I’ve seen bewildered Brexiters on Twitter, observing the encroaching doom of Brexit and opining that “this is what Remainers wanted”. The broadcaster Andrew Neil, who really should know better, tweeted the other day that “there are a number of diehard Remainers who would quite like the UK to break up, if only only to vindicate their claims that Britain would pay a terrible price for Brexit”. Does he really think that Remainers are so desperate to be proven right that we’d happily watch the country fall to bits?

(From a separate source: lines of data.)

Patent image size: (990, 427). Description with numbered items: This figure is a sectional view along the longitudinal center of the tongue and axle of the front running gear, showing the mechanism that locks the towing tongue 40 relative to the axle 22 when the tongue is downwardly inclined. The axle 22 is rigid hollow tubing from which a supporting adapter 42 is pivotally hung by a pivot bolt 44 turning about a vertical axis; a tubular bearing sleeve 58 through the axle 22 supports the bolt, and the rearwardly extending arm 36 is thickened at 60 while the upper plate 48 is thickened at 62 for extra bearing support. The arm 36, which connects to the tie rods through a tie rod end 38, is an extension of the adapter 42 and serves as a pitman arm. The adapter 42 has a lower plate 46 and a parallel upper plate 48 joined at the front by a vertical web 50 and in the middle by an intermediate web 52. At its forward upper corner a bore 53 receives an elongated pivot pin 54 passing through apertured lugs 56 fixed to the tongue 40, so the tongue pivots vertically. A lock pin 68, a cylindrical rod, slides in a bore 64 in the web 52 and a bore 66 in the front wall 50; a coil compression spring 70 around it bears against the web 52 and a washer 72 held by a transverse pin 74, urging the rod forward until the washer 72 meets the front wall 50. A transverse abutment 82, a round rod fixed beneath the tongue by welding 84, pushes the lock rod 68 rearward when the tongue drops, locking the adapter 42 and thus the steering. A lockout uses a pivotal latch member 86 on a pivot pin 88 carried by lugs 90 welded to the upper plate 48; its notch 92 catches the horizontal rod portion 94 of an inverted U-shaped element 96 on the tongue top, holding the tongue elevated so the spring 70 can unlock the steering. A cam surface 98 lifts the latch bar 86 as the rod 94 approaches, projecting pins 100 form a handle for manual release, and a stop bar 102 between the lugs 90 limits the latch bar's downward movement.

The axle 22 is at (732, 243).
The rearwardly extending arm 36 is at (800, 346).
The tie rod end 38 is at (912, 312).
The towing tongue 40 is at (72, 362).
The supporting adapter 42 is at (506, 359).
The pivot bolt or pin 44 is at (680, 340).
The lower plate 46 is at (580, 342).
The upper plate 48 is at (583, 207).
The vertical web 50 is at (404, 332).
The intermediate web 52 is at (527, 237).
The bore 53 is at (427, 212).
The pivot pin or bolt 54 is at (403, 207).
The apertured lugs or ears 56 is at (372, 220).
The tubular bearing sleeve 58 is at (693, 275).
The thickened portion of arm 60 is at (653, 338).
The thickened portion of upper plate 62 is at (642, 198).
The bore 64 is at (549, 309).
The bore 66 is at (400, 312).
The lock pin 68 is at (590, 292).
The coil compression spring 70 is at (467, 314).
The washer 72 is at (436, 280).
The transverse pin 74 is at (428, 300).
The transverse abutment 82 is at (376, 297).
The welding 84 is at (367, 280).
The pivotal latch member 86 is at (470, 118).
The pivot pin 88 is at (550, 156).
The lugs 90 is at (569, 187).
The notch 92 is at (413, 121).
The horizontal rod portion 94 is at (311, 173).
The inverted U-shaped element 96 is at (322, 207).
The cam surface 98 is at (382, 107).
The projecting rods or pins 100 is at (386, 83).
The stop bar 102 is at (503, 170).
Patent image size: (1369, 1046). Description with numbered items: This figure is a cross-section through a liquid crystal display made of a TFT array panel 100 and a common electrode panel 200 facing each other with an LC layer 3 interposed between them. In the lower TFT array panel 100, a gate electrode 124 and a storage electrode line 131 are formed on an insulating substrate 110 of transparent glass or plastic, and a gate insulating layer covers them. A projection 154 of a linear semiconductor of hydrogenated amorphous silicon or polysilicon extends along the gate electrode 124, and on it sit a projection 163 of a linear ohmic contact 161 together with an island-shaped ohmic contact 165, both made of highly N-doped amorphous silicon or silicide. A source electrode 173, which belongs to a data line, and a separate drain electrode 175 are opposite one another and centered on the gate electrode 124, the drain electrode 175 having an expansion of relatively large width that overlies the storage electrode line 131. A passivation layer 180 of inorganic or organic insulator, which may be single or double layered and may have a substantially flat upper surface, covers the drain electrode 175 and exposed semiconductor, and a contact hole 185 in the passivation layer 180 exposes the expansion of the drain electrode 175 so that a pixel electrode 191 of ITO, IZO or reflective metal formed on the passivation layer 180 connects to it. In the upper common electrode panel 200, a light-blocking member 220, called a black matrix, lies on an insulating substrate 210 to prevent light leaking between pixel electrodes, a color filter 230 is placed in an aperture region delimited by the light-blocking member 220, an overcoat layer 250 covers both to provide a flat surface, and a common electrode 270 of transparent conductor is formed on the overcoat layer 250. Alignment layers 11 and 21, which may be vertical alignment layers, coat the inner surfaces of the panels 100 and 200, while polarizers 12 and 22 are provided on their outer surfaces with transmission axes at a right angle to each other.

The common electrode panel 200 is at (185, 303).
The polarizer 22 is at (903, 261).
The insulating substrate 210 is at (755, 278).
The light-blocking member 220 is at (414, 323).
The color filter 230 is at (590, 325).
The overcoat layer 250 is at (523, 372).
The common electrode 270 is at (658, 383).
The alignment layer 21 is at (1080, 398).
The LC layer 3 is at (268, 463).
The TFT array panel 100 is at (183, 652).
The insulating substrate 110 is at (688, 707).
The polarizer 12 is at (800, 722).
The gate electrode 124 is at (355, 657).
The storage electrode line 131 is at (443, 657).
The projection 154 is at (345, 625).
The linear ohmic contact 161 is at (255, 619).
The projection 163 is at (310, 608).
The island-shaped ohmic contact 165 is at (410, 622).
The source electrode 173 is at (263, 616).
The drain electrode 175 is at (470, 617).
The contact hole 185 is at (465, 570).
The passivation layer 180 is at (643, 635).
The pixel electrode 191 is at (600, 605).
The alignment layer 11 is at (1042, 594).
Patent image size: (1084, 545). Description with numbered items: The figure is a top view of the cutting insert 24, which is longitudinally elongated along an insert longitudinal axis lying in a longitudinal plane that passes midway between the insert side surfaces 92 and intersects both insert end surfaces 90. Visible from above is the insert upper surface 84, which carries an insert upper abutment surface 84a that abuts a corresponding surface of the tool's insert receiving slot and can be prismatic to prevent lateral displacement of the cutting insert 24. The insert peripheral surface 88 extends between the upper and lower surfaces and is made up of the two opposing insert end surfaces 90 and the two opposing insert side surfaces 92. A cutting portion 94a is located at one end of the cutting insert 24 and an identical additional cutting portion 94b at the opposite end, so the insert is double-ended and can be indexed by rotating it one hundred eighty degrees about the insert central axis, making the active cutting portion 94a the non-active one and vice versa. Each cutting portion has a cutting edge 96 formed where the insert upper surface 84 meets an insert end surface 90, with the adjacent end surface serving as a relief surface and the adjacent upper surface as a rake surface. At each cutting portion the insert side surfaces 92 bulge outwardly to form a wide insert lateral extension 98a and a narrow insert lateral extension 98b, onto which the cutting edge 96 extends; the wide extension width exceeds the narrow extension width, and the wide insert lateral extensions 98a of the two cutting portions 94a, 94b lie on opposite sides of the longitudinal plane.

We’ve already been proven right, time and time over. Yes, there are pro-Euro Scot Nats who (correctly) perceive Brexit as a catalyst for independence, but the desire for independence from a Brexit-benighted England isn’t about ‘vindication’, it’s the desire to escape the madness.

There’s a difference between predicting bad things and wanting bad things to happen. If a doctor tells you to quit smoking or you’ll get cancer, he isn’t hoping you get cancer, he’s simply flagging up the consequences of your actions.

I’ve mentioned this before; the whole “We won you lost get over it” mantra appears to based on the notion that Remainers were just sore because we’d lost the vote in 2016. We were upset, worried and angry that the vote had gone Leave because of the implications of that result, not just personally annoyed that we’d lost. But this was returned to again and again by the Brexit ultras because, it became more and more apparent, to them the important thing was that they’d won. The consequences of that victory didn’t seem to matter at all.

But here we are living with the consequences, in their early stages at least, and as we all predicted (again), the blame for Brexit’s disintegration is being heaped on us, the Germans, anyone other than those who wanted Brexit and made it happen.

At least the Brexiters’ mantra has changed: It’s no longer “we won, you lost, get over it”… It’s now “we won, and it’s all your fault”.